Come to Jesus

How faith inspires our practical support of people who are homeless

We love the guests at Webber Street, and we get emotional about the people here sometimes.

Many of our guests have a living Christian faith, but for whatever reason, they can’t get out of the situation they are in.

One guy we saw for a number of months and was in a terrible state. When he first came in it was difficult to hold a neutral expression – he was dirty, smelly, and seemed completely stuck. Some people in his condition have taken their own lives because they can’t wait for God to take them home.

After a while he stopped coming to us. That happens here – people go away, and we often don’t know what has become of them.

But he came back a while later. He was clean and had started to go back to church. At the time he was with us, he’d thought God had forsaken him and couldn’t see a way out. But he managed to find a way back.

Another man struggles terribly with alcohol. The Bible says some people’s sins go before them, and that describes him perfectly. His sins are on full display. Most of us can manage the appearance of our sins quite effectively, but his are obvious to anyone on a first meeting.

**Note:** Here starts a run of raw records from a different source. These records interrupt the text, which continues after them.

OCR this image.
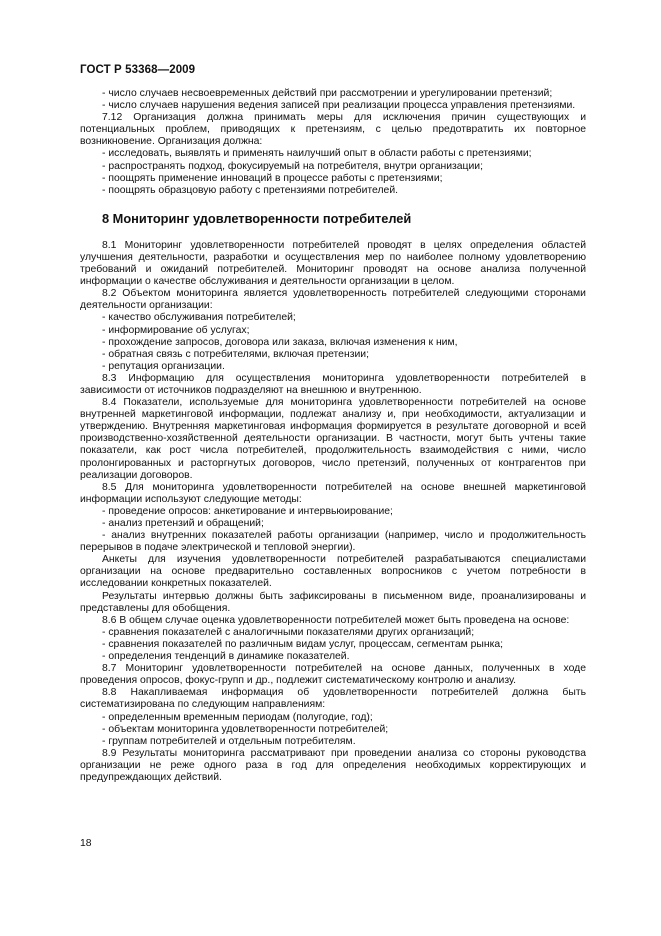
ГОСТ Р 53368—2009

- число случаев несвоевременных действий при рассмотрении и урегулировании претензий;

- число случаев нарушения ведения записей при реализации процесса управления претензиями.

7.12 Организация должна принимать меры для исключения причин существующих и потенциальных проблем, приводящих к претензиям, с целью предотвратить их повторное возникновение. Организация должна:

- исследовать, выявлять и применять наилучший опыт в области работы с претензиями;

- распространять подход, фокусируемый на потребителя, внутри организации;

- поощрять применение инноваций в процессе работы с претензиями;

- поощрять образцовую работу с претензиями потребителей.

8 Мониторинг удовлетворенности потребителей

8.1 Мониторинг удовлетворенности потребителей проводят в целях определения областей улучшения деятельности, разработки и осуществления мер по наиболее полному удовлетворению требований и ожиданий потребителей. Мониторинг проводят на основе анализа полученной информации о качестве обслуживания и деятельности организации в целом.

8.2 Объектом мониторинга является удовлетворенность потребителей следующими сторонами деятельности организации:

- качество обслуживания потребителей;

- информирование об услугах;

- прохождение запросов, договора или заказа, включая изменения к ним,

- обратная связь с потребителями, включая претензии;

- репутация организации.

8.3 Информацию для осуществления мониторинга удовлетворенности потребителей в зависимости от источников подразделяют на внешнюю и внутреннюю.

8.4 Показатели, используемые для мониторинга удовлетворенности потребителей на основе внутренней маркетинговой информации, подлежат анализу и, при необходимости, актуализации и утверждению. Внутренняя маркетинговая информация формируется в результате договорной и всей производственно-хозяйственной деятельности организации. В частности, могут быть учтены такие показатели, как рост числа потребителей, продолжительность взаимодействия с ними, число пролонгированных и расторгнутых договоров, число претензий, полученных от контрагентов при реализации договоров.

8.5 Для мониторинга удовлетворенности потребителей на основе внешней маркетинговой информации используют следующие методы:

- проведение опросов: анкетирование и интервьюирование;

- анализ претензий и обращений;

- анализ внутренних показателей работы организации (например, число и продолжительность перерывов в подаче электрической и тепловой энергии).

Анкеты для изучения удовлетворенности потребителей разрабатываются специалистами организации на основе предварительно составленных вопросников с учетом потребности в исследовании конкретных показателей.

Результаты интервью должны быть зафиксированы в письменном виде, проанализированы и представлены для обобщения.

8.6 В общем случае оценка удовлетворенности потребителей может быть проведена на основе:

- сравнения показателей с аналогичными показателями других организаций;

- сравнения показателей по различным видам услуг, процессам, сегментам рынка;

- определения тенденций в динамике показателей.

8.7 Мониторинг удовлетворенности потребителей на основе данных, полученных в ходе проведения опросов, фокус-групп и др., подлежит систематическому контролю и анализу.

8.8 Накапливаемая информация об удовлетворенности потребителей должна быть систематизирована по следующим направлениям:

- определенным временным периодам (полугодие, год);

- объектам мониторинга удовлетворенности потребителей;

- группам потребителей и отдельным потребителям.

8.9 Результаты мониторинга рассматривают при проведении анализа со стороны руководства организации не реже одного раза в год для определения необходимых корректирующих и предупреждающих действий.

18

He’ll tell everyone he’s a Christian, but it falls on deaf ears because they know him and his failings. I always feel sad when I think about him.

In his past, he was involved in Christian ministry, but something went wrong.

There’s pain that he is dealing with, and he’s not yet found deliverance from it. For now, his only way of dealing with that pain is to drown it in alcohol.

Sometimes it’s appropriate for us to share details of our lives – how we too are broken and being given a new lease of life. Guests are sometimes surprised to hear us tell them that we’ve got a lot more in common than they think, but it is true.

Some people think that we are motivated by pity for people who have been broken by life. But it is not pity that motivates us but knowing that this is our Christian responsibility. We serve a God who will pull people out of a pit.

That’s why every day we exhort our guests to respond to the gospel. I think of it not as preaching but exhorting people to come to Jesus. There is a sense of urgency at Webber Street as we all know that anything could happen any day and we might not see each other tomorrow.

Our guests often describe Webber Street as an oasis – a place of calm, respite and refreshment, a retreat from the chaos of life on the street. Sometimes our role is to be alongside people who in the depths of despair until they are able to come through the other side.

We want to be in the place where – one day – we can all look back at this together and think it was worth it.